Low interest rates in the United States and throughout much of Asia have driven some of the region's biggest corporations to consider using external fund managers to add punch to cash management, says Michael Winter, executive director and Singapore CEO at UBS Global Asset Management.

Like other investment bank-affiliated investment management firms, UBS' traditional client base in Asia has been central banks and other official institutions, and recently big insurance companies. But recently corporations have become a potential source of business for these houses as well.

Their aims are more modest than traditional institutional investors: while a life insurance company mandate demands, say, 300bp over a fixed-income benchmark, corporations are looking more at an additional return of 80bp to100bp. Usually corporations rely on structured products from investment banks, but are beginning to branch out to fund managers.

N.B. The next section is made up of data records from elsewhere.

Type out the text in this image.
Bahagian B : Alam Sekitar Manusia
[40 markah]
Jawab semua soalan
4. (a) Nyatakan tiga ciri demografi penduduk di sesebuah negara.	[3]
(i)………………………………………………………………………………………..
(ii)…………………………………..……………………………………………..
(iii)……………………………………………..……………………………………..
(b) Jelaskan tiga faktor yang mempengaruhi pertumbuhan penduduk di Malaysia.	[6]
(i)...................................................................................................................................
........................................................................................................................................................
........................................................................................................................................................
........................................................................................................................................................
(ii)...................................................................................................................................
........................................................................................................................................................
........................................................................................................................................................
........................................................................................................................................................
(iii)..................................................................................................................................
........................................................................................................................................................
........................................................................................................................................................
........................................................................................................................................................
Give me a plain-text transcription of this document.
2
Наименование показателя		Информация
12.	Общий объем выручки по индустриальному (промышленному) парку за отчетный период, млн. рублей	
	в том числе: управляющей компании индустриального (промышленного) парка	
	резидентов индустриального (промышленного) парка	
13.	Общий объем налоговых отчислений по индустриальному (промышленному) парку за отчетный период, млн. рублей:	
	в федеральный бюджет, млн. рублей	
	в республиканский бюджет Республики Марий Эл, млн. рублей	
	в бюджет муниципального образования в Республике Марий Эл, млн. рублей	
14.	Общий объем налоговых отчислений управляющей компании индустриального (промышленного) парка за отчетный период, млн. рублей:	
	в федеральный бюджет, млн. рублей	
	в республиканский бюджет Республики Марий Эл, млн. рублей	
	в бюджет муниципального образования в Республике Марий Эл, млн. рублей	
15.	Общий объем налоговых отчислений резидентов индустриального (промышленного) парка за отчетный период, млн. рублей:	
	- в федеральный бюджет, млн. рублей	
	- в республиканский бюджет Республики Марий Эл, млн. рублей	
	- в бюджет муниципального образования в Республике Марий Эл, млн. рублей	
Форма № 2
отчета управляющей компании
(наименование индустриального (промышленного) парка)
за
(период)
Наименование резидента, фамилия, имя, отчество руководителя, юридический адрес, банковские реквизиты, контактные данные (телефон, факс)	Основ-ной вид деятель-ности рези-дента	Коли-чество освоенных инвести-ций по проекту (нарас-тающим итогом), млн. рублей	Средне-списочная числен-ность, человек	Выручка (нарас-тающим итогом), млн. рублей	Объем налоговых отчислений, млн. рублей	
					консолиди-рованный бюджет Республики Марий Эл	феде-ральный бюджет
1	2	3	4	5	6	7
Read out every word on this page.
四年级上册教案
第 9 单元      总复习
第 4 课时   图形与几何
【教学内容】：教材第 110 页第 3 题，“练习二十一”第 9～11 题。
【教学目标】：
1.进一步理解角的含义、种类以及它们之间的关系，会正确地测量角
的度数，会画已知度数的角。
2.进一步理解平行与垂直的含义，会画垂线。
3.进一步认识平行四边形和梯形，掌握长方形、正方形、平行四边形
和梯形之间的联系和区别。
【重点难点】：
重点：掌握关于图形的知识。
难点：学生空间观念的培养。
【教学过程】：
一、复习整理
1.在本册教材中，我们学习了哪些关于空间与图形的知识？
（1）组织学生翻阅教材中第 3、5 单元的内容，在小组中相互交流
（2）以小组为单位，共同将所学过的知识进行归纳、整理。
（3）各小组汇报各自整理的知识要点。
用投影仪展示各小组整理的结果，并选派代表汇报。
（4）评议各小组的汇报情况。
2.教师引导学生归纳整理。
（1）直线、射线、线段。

"Corporates may have a one- to two-year programme," Winter says. He has seen some corporations allow managers to invest in durations as far out as three years, and down the credit curve as far as single-A rated bonds, which is pretty aggressive for what is meant to be a war chest investing in cash and short-term bonds. "Or we pitch the full use of fixed income instruments but with the interest rate risk hedged, so theoretically it looks like very short duration," he adds.

But it is not clear whether corporates will prove to be a sustainable business for fund managers. If interest rates continue to climb - and in the US, the Federal Reserve has notched them up eight times in the past two years - the allure of mandating fund houses may fade. Adding 100bp is impressive when the Fed funds rate is 2% to 3%, less interesting if it is 5% to 6%.

Moreover, mandating external managers is not a priority for corporate treasurers, which do not face the liability pressures of pension funds or insurance companies. "It's very hard work," Winter says.

For now, UBS has notched successes among Taiwan's big tech companies, which tend to be cash rich. Singapore offers another potential stomping ground, one that Temasek-backed Fullerton Asset Management is trying to exploit.

Asian corporations have long been targeted by fund management companies, but often from a wealth management perspective for the family owners and key managers, say industry executives. Many private banks and hedge fund companies manage money for corporations where the line between principals' money and the company's money gets blurred.